Tuée dans l’œuf, la protection chômage pour tous les actifs semble bien loin
« Nous permettrons à tous les travailleurs d’avoir droit à l’assurance-chômage. Les artisans, les commerçants indépendants, les entrepreneurs, les professions libérales et les agriculteurs disposeront, comme les salariés, de cette protection ». Le programme présidentiel de 2017 se voulait résorber les inégalités entre les salariés « classiques » et les indépendants. Dans le détail, le candidat Macron précisait que « lorsqu’on est successivement salarié et indépendant, ou parfois les deux en même temps, la protection ne peut plus dépendre du statut comme dans le monde d’hier. L’assurance-chômage universelle couvrira tous les actifs – salariés, artisans, commerçants indépendants, entrepreneurs, professions libérales, agriculteurs – et facilitera les transitions d’un statut à un autre ».
Moins d’un an après, la promesse semblait déjà tuée dans l’œuf. Si l’Assemblée nationale avait bel et bien légiférée sur une indemnisation en faveur des indépendants en perte d’activité, celle-ci ne concernait que ceux placés en liquidation judiciaire. Plus précisément, l’article 51 de la réforme de 2019 disposait que le travailleur indépendant avait le droit à une indemnité autour de 800 euros par mois, pendant six mois, en cas de liquidation judiciaire ou de redressement judiciaire. Cependant, celui-ci se devait d’avoir « exercé son activité professionnelle durant au moins deux ans et avoir généré un revenu minimum de 10 000 euros par an sur les deux dernières années avant la liquidation ». Bien loin de la promesse de 2017…
En 2022, pour compenser les pertes d’activité à la suite de la crise Covid, l’exécutif avait choisi d’élargir quelque peu l’allocation, désormais ouverte aux indépendants dont « l’activité économique n’est plus économiquement viable ». Des critères restrictifs sont toutefois adossés à cette première condition : une baisse d’au moins 30% des revenus déclarés, ainsi qu’une attestation d’absence de viabilité, via un tiers de confiance (CCI, expert-comptable…).

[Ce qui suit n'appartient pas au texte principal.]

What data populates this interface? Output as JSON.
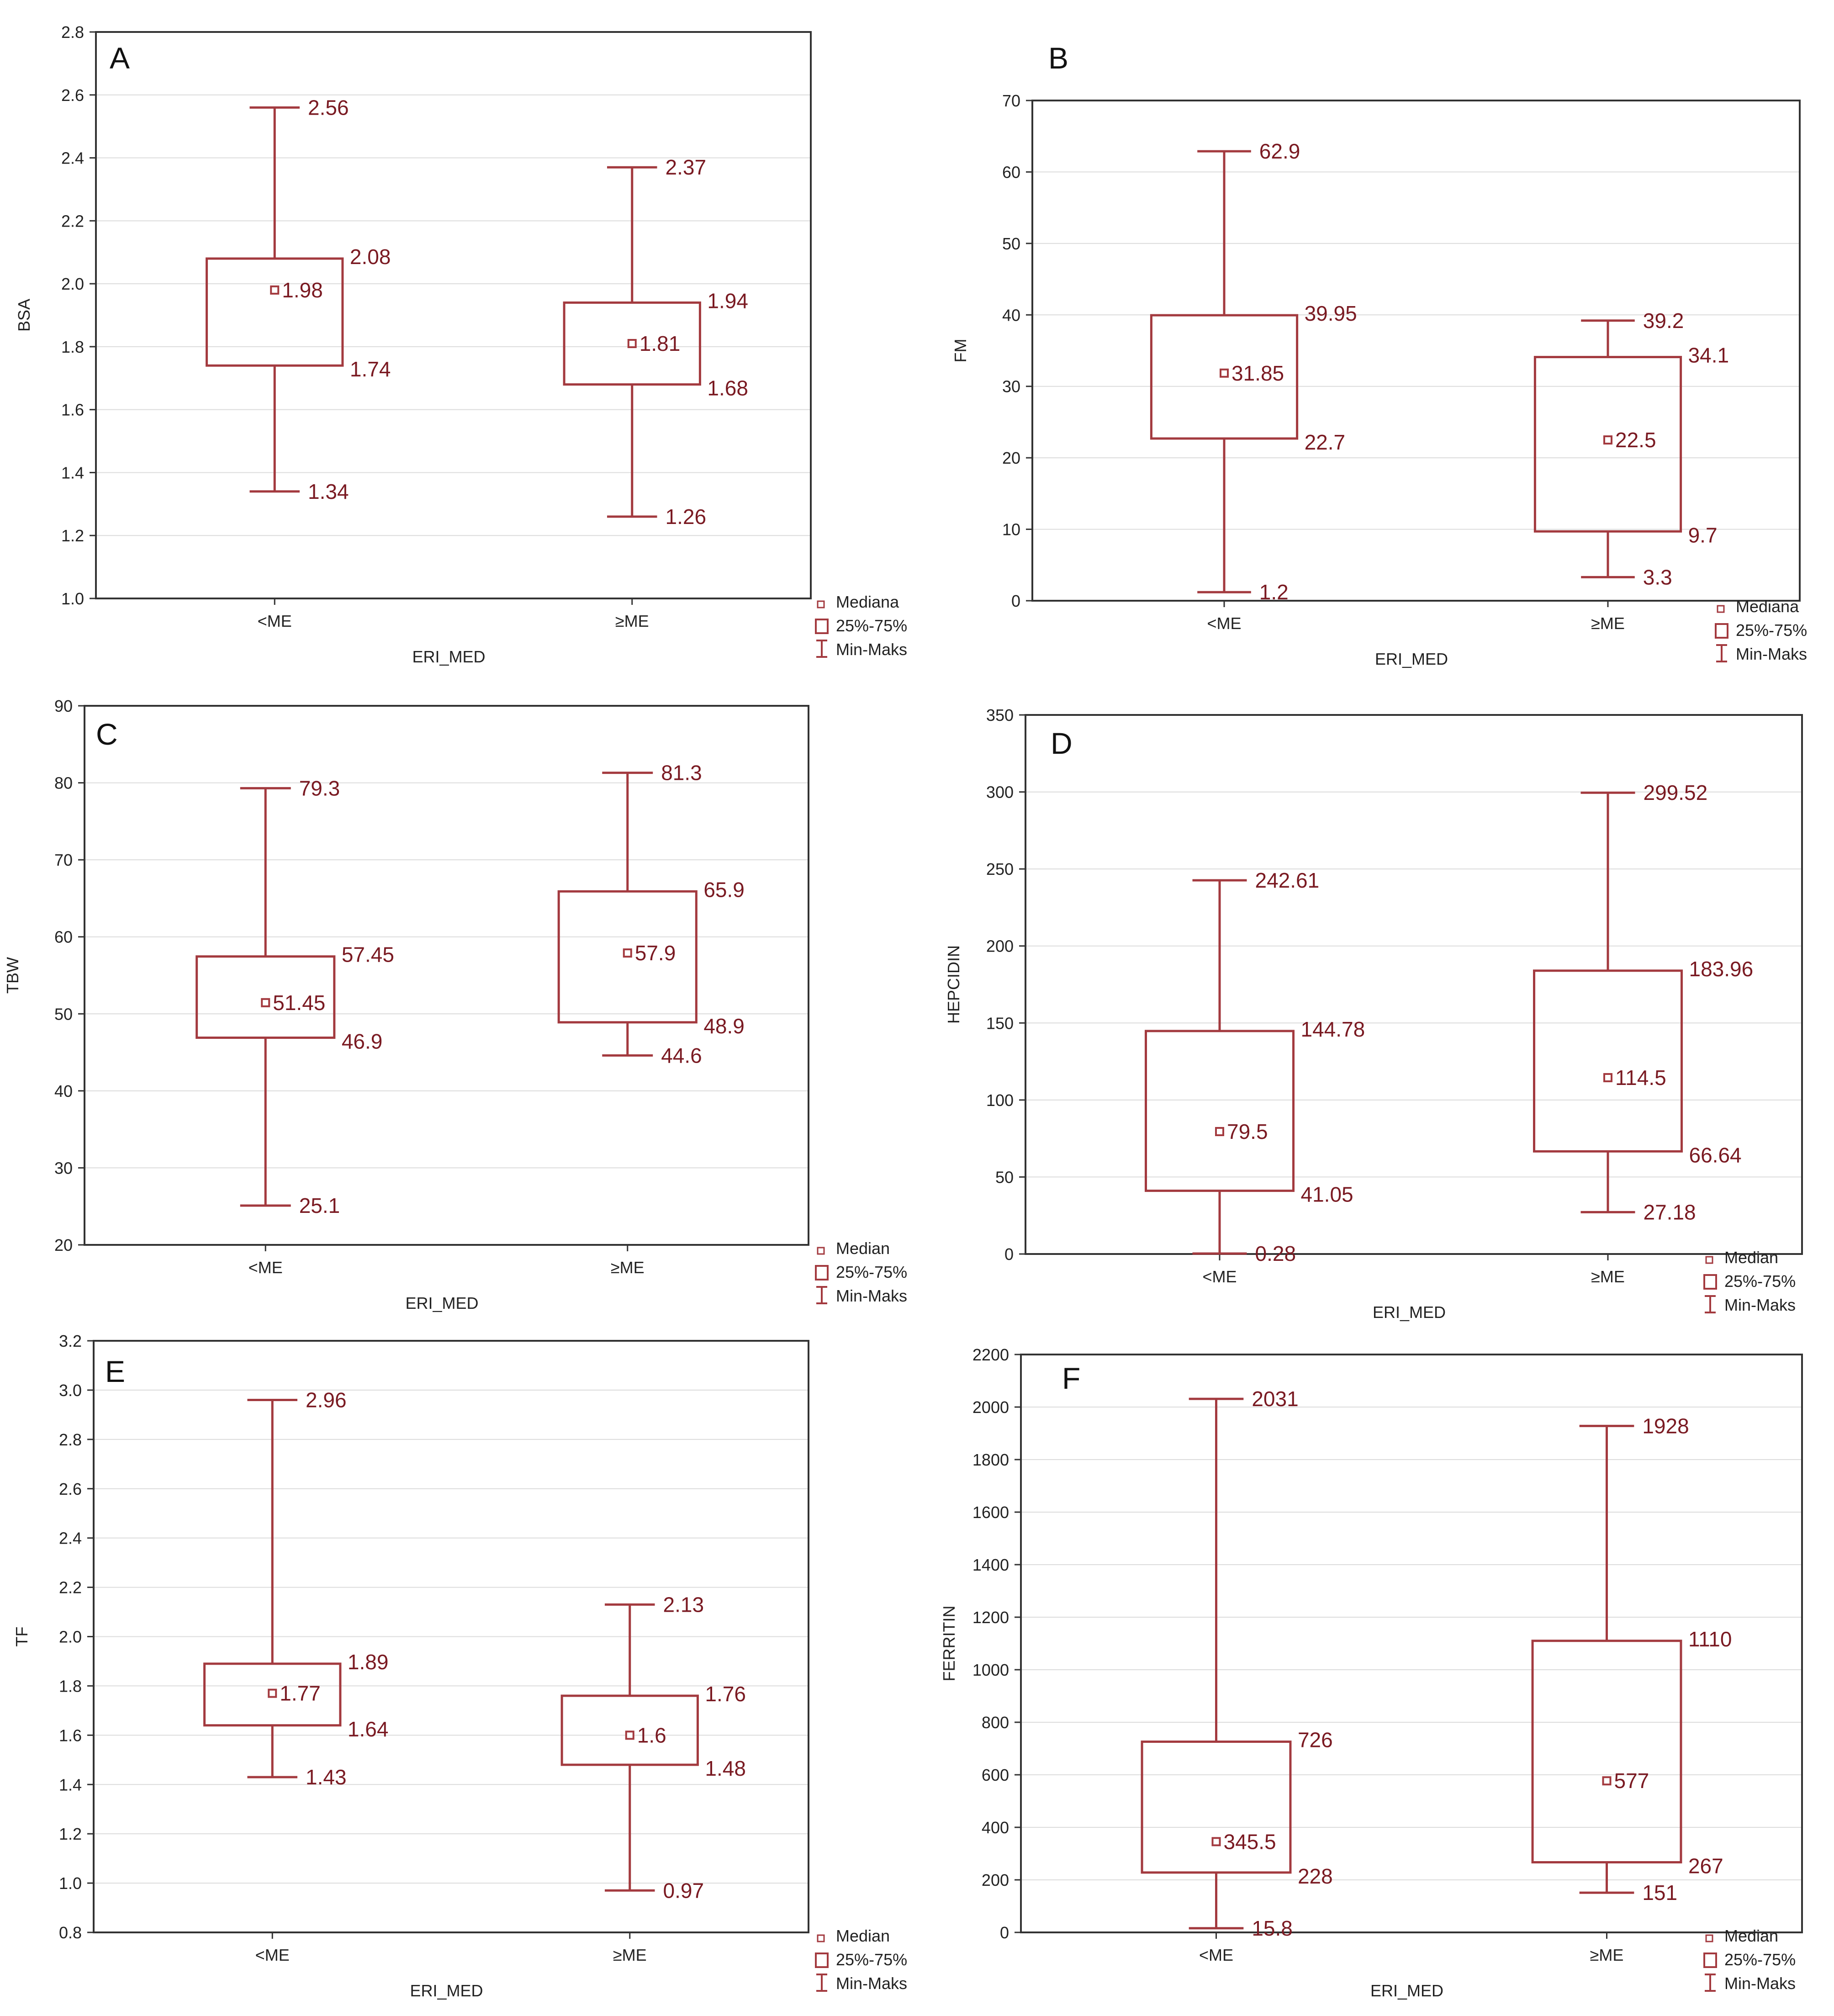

Pour l’heure, la nouvelle réforme envisagée est loin de faire consensus parmi les économistes. Dans nos colonnes, le 22 mars dernier, Éric Heyer regrettait qu’« on préfère taper sur les chômeurs plutôt que supprimer des niches fiscales inefficaces. Car comme on dit, derrière chaque niche, il y a un chien qui aboie… Or sur les chômeurs, c’est inefficace et inégalitaire et ça ne rapporte pas énormément. Vous êtes très vite à l’os ». Un constat qui semble cependant rejoindre un consensus partagé par l’ensemble des économistes : celui de faire une nouvelle réforme alors que les effets de la précédente n’ont pas été évalués. Voilà qui devrait donner du grain à moudre aux critiques de l’inflation normative. Rappelons à ce titre qu’une étude gouvernementale avait estimé que le poids des normes en France représenterait un coût de 60 milliards d’euros par an, soit 3% du PIB. A l’heure où le gouvernement cherche à faire 20 milliards d’euros d’économies en 2025, les mauvaises langues pourraient lui suggérer de balayer d’abord devant sa porte.